Here Murphy introduces the concept of supervenience in order to give a non-reducible account of morality and mental events. R. M. Hare introduced the term in 1952, and Donald Davidson developed it in 1970. It is now widely used in philosophy, though not without disagreement. Murphy’s emphasis is on circumstance: identical behavior in different circumstances could constitute different moral judgments, and such supervenient properties are not necessarily reducible. Then she returns to the hierarchical model of the sciences with a branching between the human and physical sciences she and George Ellis suggested. The human sciences are incomplete without ethics. In this scheme, the moral supervenes on the biological if biological properties constitute moral properties under the appropriate circumstances. She draws on Alasdair MacIntyre and on Philip Kitcher’s critique of E. O. Wilson to argue that claims to reduce ethics to biology are due to meta-ethical ignorance, challenging Richard Alexander and Michael Ruse in passing. Instead Murphy places ethics between the social sciences and theology. The former, rather than being value-free, now involves moral presuppositions and ethical questions. Ethics traditionally drew upon a concept of humankind’s ultimate telos. The Enlightenment severed the ties to this tradition but kept the same moral prescriptions. Modern philosophers, failing to find an objective basis for moral discourse, reduced moral claims to empirical observations. All of this is due to our forgetting that the “ought” is only half of a moral truth; it is actually connected to a telos and a specific “is” statement. Murphy next discusses the supervenience relations that obtain as we move up the scale. The predicate of virtue supervenes on psychological characteristics, but only if there are nonreducible circumstances related to the ultimate goals of human existence.

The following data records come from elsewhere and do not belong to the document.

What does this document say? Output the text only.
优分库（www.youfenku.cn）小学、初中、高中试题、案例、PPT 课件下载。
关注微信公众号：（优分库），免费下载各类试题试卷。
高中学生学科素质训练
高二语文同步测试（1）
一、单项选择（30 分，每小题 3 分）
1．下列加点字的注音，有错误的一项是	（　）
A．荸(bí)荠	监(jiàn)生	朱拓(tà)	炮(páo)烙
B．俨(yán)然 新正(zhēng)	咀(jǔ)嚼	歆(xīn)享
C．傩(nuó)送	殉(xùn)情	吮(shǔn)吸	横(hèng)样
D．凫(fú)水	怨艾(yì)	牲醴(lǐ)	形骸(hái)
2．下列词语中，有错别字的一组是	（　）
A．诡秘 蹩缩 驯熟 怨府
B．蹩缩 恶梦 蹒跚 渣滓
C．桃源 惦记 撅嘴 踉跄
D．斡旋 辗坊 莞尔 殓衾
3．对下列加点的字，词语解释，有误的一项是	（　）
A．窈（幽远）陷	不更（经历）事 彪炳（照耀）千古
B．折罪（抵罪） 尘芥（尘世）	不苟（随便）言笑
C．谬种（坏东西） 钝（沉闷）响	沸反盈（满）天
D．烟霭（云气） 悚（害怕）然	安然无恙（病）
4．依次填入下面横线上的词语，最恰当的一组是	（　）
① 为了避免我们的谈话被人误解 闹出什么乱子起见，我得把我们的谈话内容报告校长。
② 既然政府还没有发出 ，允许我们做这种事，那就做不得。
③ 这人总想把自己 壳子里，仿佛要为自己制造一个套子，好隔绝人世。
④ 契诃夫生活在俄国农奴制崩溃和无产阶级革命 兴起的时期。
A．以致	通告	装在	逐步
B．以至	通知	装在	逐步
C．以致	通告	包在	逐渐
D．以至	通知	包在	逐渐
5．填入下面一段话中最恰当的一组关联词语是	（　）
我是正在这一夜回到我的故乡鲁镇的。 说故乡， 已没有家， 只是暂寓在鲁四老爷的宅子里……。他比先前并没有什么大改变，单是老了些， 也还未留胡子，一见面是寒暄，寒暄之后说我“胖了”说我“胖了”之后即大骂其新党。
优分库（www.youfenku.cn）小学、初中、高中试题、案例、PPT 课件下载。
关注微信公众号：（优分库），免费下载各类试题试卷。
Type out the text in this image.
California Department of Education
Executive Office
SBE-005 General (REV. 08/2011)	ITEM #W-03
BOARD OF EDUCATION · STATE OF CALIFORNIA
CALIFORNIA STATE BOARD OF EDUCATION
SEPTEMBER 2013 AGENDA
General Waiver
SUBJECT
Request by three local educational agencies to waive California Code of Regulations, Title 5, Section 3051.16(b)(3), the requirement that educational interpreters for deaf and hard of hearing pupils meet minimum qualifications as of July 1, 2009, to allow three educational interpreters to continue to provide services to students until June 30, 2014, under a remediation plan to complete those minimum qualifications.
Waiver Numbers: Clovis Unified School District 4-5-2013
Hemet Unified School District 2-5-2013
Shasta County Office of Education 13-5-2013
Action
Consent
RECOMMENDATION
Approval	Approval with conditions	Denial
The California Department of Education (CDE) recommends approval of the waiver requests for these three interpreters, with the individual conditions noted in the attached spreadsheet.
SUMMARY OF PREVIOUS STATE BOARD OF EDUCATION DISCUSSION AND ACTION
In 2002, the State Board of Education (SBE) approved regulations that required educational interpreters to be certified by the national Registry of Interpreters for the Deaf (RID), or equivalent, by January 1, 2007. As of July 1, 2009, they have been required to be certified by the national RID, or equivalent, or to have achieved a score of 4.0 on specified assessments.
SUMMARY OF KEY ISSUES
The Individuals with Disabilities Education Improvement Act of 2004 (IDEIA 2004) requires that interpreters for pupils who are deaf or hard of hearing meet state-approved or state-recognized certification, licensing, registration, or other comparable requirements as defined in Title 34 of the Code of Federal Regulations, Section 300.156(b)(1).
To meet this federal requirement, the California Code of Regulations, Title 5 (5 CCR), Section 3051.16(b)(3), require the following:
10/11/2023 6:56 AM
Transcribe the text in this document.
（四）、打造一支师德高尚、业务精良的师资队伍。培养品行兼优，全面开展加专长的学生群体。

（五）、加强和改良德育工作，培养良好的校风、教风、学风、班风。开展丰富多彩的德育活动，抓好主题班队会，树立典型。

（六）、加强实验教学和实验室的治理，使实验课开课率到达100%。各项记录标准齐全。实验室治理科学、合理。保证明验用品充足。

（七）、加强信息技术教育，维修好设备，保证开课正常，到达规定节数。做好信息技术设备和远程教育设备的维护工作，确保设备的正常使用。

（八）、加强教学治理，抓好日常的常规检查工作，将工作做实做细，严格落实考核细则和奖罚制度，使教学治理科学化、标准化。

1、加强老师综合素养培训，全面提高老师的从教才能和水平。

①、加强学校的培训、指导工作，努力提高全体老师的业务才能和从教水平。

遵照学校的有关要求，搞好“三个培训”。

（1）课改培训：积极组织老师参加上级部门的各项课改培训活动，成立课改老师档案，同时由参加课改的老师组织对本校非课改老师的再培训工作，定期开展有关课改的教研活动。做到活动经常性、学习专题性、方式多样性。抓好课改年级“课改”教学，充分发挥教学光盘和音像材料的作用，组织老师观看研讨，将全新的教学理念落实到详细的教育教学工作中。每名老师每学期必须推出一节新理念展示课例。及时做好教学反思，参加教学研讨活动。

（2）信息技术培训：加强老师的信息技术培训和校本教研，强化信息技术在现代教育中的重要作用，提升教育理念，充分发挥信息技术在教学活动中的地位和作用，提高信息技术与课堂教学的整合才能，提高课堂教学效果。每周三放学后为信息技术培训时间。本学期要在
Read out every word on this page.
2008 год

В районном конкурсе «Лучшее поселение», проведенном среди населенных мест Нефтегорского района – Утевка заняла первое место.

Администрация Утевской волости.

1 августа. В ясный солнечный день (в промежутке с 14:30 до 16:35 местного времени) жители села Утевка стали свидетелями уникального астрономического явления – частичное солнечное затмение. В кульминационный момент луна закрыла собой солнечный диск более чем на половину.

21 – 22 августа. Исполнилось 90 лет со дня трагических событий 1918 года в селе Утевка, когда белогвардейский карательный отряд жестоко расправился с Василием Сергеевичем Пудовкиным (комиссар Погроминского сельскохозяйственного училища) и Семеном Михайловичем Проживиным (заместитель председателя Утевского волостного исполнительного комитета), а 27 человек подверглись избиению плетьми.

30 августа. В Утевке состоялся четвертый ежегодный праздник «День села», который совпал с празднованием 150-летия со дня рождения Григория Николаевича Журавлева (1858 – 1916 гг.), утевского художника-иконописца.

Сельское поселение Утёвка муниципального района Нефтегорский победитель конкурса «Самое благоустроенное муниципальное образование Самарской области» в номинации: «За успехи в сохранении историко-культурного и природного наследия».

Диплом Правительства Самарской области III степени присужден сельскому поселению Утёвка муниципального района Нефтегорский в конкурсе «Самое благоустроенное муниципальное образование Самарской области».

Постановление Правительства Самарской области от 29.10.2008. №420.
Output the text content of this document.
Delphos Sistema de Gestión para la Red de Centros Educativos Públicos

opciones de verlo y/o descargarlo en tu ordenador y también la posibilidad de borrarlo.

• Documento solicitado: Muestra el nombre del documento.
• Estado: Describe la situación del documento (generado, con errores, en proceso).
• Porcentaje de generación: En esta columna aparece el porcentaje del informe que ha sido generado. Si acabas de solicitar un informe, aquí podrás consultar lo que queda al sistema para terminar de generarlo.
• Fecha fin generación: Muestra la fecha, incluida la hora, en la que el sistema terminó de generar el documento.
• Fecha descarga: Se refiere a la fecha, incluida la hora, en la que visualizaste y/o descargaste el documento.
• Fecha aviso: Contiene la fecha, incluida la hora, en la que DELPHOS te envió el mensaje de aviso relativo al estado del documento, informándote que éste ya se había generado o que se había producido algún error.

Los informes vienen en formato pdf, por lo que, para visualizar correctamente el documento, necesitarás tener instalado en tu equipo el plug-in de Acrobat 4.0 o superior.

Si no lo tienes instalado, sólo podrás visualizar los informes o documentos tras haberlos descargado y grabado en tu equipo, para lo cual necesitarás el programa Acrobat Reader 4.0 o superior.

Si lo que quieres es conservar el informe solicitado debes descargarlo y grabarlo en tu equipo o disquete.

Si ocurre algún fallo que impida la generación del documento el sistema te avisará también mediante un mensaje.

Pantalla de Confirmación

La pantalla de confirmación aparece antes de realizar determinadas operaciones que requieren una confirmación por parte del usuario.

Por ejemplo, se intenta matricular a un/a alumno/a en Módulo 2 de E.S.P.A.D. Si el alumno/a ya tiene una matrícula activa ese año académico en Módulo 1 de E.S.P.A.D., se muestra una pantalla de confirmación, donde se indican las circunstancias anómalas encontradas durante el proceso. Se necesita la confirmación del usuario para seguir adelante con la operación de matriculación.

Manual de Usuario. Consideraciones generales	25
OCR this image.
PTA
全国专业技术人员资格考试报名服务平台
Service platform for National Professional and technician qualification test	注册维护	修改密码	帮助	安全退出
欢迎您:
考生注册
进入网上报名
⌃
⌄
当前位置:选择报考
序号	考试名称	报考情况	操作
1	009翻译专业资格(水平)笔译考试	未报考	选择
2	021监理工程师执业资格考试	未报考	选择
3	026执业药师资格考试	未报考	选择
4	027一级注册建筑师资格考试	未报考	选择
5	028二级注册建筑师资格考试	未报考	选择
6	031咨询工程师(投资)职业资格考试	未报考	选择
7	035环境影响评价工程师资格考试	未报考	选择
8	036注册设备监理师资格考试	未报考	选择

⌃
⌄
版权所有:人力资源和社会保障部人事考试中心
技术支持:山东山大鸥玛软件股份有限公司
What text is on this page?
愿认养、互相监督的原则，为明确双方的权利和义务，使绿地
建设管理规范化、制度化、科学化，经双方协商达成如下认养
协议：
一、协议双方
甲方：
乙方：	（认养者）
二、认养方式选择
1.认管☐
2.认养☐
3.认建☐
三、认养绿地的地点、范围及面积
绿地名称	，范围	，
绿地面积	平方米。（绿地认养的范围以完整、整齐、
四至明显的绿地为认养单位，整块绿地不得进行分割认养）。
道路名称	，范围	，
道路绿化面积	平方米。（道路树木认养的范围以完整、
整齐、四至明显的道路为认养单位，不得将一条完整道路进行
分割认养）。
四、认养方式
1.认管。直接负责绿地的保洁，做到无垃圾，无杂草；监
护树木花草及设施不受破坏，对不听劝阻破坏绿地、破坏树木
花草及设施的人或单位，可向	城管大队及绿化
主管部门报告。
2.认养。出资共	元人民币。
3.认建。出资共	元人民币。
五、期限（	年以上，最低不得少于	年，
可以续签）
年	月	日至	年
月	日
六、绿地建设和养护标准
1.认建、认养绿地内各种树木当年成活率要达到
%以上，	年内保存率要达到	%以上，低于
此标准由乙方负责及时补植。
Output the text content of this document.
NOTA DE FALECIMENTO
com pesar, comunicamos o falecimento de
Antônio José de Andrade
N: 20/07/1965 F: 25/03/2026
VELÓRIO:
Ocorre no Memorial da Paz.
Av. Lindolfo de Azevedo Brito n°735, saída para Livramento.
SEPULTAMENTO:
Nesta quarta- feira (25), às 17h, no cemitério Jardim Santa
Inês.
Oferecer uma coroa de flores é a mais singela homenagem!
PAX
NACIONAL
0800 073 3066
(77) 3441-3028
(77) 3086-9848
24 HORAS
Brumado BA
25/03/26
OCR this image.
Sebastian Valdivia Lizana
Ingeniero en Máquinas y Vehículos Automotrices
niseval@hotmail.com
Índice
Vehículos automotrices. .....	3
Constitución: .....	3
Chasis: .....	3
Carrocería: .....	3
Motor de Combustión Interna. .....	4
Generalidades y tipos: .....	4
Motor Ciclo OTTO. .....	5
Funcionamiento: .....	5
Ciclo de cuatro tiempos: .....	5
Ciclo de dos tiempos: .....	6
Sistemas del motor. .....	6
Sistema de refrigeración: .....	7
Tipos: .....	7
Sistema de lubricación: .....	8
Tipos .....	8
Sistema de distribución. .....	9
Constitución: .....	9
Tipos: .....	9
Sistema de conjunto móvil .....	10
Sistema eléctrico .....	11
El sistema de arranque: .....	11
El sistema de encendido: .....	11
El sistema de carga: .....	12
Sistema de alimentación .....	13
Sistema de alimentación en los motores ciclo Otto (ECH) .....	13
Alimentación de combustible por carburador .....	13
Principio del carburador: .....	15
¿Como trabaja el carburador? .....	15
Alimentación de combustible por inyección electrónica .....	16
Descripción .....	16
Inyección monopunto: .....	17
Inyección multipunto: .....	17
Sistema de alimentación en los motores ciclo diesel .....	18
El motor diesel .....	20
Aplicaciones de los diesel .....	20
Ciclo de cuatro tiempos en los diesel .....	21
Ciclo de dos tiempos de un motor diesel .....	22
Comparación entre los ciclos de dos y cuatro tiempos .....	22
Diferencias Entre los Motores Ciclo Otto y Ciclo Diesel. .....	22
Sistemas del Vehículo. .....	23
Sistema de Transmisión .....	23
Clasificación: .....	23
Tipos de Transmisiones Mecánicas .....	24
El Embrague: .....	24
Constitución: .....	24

Murphy concludes with the relation between ethics and biology. Here we extend the subvenience of virtues downward in the hierarchy. According to MacIntyre, virtues are acquired and not genetically determined traits. Still ethics will have much to learn from biology. Finally, all moral systems are dependent for their justification on beliefs about reality. Murphy dismisses claims like that of Jacques Monod regarding the meaningless and purposelessness in nature. Instead, we must reject reductionism by emphasizing the top-down connections from theology to ethics as well as the general inadequacies of reductionism.